It has been a long, long time since I’ve put together one of these, but damn is it good to be back. That’s likely what Mad Max: Fury Road director George Miller had on his mind his first day on set for one of the most impressive action films in the past decade. I can only marvel at what Miller has achieved with his latest film, mouth agape and eyes fully dilated. Fury Road was one of the wildest rides I have ever had the honor to take.
Miller’s latest film in his Mad Max series is an odyssey made entirely without an Odysseus, a spectacle of cinematic success and a victory for live-action, real-time exploits in a digital age where CGI has become the norm. Miller made his first Mad Max film in 1979, and it’s hard to oppose him as a titular “genius,” having watched all 120 minutes of what has been the most enjoyable and exhausting cinematic experience I’ve had since Lord of the Rings: The Return of the King.
Fury Road is an operatic, unwieldy, barreling mess of crashes, burns and explosions heretofore unseen in the cinematic world. Each moment is a movement, sped on by guzzling fuel, bloody death and raw emotional horsepower that puts the pedal to the metal and burns nitrous like Fast and the Furious wishes it could. Mad Max: Fury Road is what Wild Wild West dreamed it could have been, Days of Thunder with the lightning and the storm turned up to 12 and — well, it has to be said — Miller’s 1979 Mad Max on some dastardly combination of hallucinogens and amphetamines.
Though this most recent version doesn’t feature Mel Gibson, it’s got everything else. Whether that’s a grunting, bloodied Tom Hardy — chasing down white make-up clad Valhalla-worshipping “War Boys” on motor-bikes, war-waging oil rigs on wheels or 6000 horsepower revved up monster trucks in the Namibian desert — a bad-ass, war-ready Charlize Theron like we’ve never seen before — taking Face/Off to a new level — or real-life, impossible stunts shot by a classical master, Mad Max: Fury Road is willing and ready to rock your face off.
Miller stated that he wanted to make a film that Japanese audiences could understand without subtitles, but Mad Max strikes at something universal, something deep within the human core: the need to survive, to keep pushing forward, to fight when there’s nothing left in the tank but rust and dust and blood and sweat. Following a dystopian society where oil is more precious than water, Fury Road never lays off the pedal and never stops to catch its breath. Hardy and Theron are an imperfect, oil-in-water match that could only work in a non-stop, adrenaline-fueled performance that explodes on impact.
It’s hard to put into words what Miller has put onto screen here. The world-wide, overwhelmingly ecstatic early reviews don’t do his work justice, and I’m not quite sure anything besides multiple viewings might allow film fans of any kind to understand just how improbably dastardly perfect Fury Road is. For lack of more fitting invective, this film is one badass mother*****in’ masterpiece.

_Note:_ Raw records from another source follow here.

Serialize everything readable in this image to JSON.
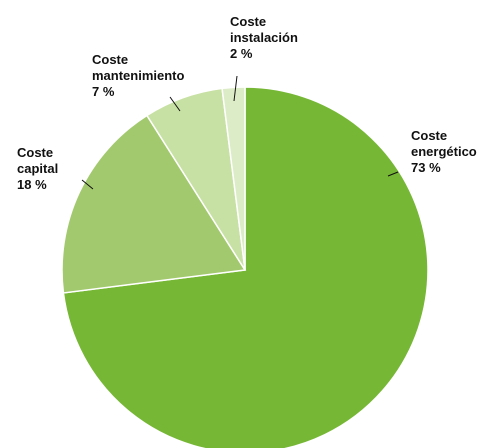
{
  "chart_data": {
    "type": "pie",
    "title": "",
    "start": "top",
    "direction": "clockwise",
    "slices": [
      {
        "name": "Coste energético",
        "value": 73,
        "label_lines": [
          "Coste",
          "energético",
          "73 %"
        ],
        "color": "#76b735"
      },
      {
        "name": "Coste capital",
        "value": 18,
        "label_lines": [
          "Coste",
          "capital",
          "18 %"
        ],
        "color": "#a3c96e"
      },
      {
        "name": "Coste mantenimiento",
        "value": 7,
        "label_lines": [
          "Coste",
          "mantenimiento",
          "7 %"
        ],
        "color": "#c7e0a3"
      },
      {
        "name": "Coste instalación",
        "value": 2,
        "label_lines": [
          "Coste",
          "instalación",
          "2 %"
        ],
        "color": "#dcecc7"
      }
    ],
    "legend": "none",
    "label_placement": "outside with leader lines"
  }
}
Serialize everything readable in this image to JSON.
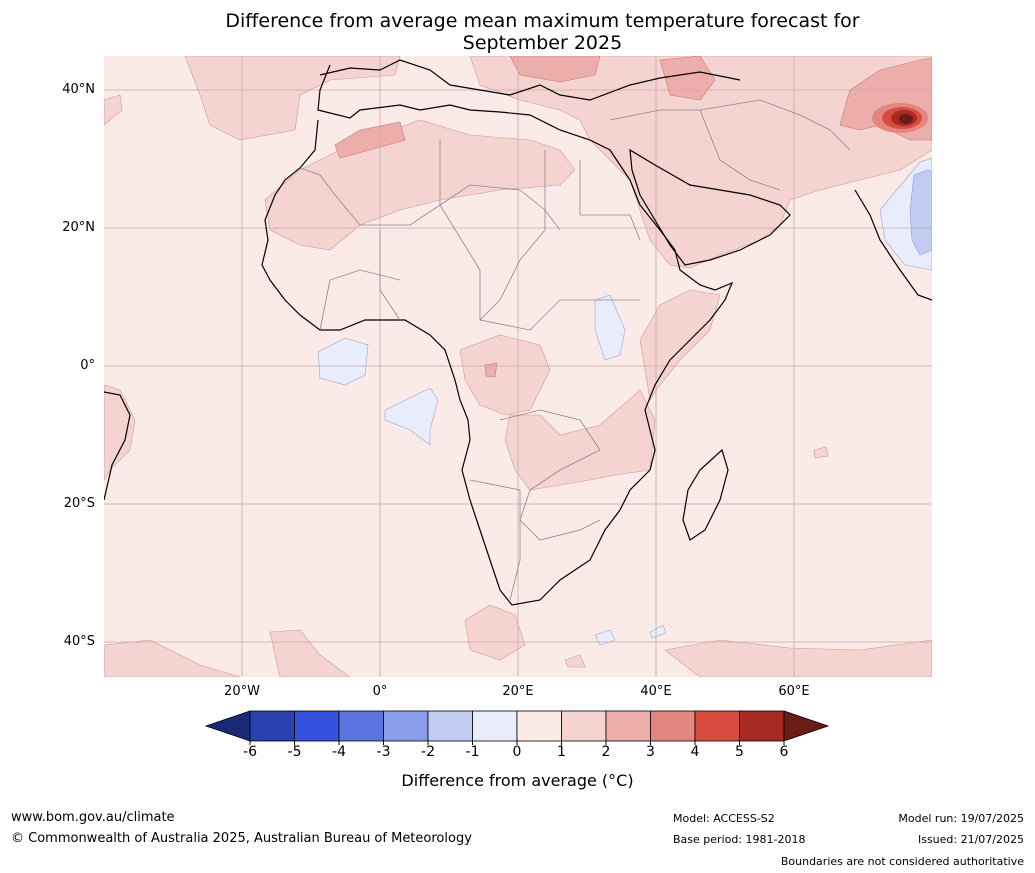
{
  "title": {
    "line1": "Difference from average mean maximum temperature forecast for",
    "line2": "September 2025"
  },
  "axes": {
    "lat_ticks": [
      "40°N",
      "20°N",
      "0°",
      "20°S",
      "40°S"
    ],
    "lon_ticks": [
      "20°W",
      "0°",
      "20°E",
      "40°E",
      "60°E"
    ]
  },
  "legend": {
    "title": "Difference from average (°C)",
    "tick_labels": [
      "-6",
      "-5",
      "-4",
      "-3",
      "-2",
      "-1",
      "0",
      "1",
      "2",
      "3",
      "4",
      "5",
      "6"
    ],
    "colors": [
      "#1b2a78",
      "#2a3fb0",
      "#3551de",
      "#5a75e0",
      "#8a9de8",
      "#c2ccf3",
      "#e9edfb",
      "#fbebe8",
      "#f5d3d0",
      "#ebaeaa",
      "#e4857f",
      "#d84b40",
      "#a92a24",
      "#6a1c15"
    ]
  },
  "footer": {
    "website": "www.bom.gov.au/climate",
    "copyright": "© Commonwealth of Australia 2025, Australian Bureau of Meteorology",
    "model": "Model: ACCESS-S2",
    "base_period": "Base period: 1981-2018",
    "model_run": "Model run: 19/07/2025",
    "issued": "Issued: 21/07/2025",
    "disclaimer": "Boundaries are not considered authoritative"
  }
}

The first Mad Max film was made on a budget of $350,000 and became the most financially successful film for decades until CGI came along. Fury Road, shot over a 3-year period, done almost entirely with stunts and without graphics and with $150 million in the bank, eclipses any Marvel film and inspires a feeling of wonder that little art can muster. This is Star Wars on earth, Avatar in the desert, Titanic on wheels. It might be the best fourth installment of anything, ever.
The film’s cast is just as unbelievable as its budget and plot, with Rosie Huntington-Whiteley fleshing out on the big screen, Nicholas Hoult channeling his inner monster, Riley Keough (Elvis Presley’s grand-daughter) kicking ass and Lenny Kravitz’ own daughter Zoe rocking out. Hugh Keas-Byrne reprises his villainy from the original film, this time in an entirely different role as a monstrous, pale-white tube-breathing, fully-armored war-lord who terrifies as much as he thrills. He’s Vader-esque, wielding his empiric power over his subjects (all of the above-mentioned cast included) with an unstoppable force. He’s one of the most impressive villains I’ve spotted on-screen, yet he is completely overshadowed by the cast of incredible women (Theron, Whiteley, Keough, Kravitz, and more) who blow up gender norms and take Mad Max to the next level.
With as many twists and turns and reversals and goliath eruptions as Mad Max has, it’s hard to believe how it’s feasible to make a film this air-tight, undying and thrilling. Miller seems to understand something that few else can: how to make a literal blockbuster. Achieving a victory this satisfying should be nigh-impossible, but Mad Max is proof to the contrary. Fury Road is exhausting — a two-hour experience that leaves you flat and wasted and yet leaves you wanting so much more. It’s good to be back, but Mad Max: Fury Road was better. So, so, so much better.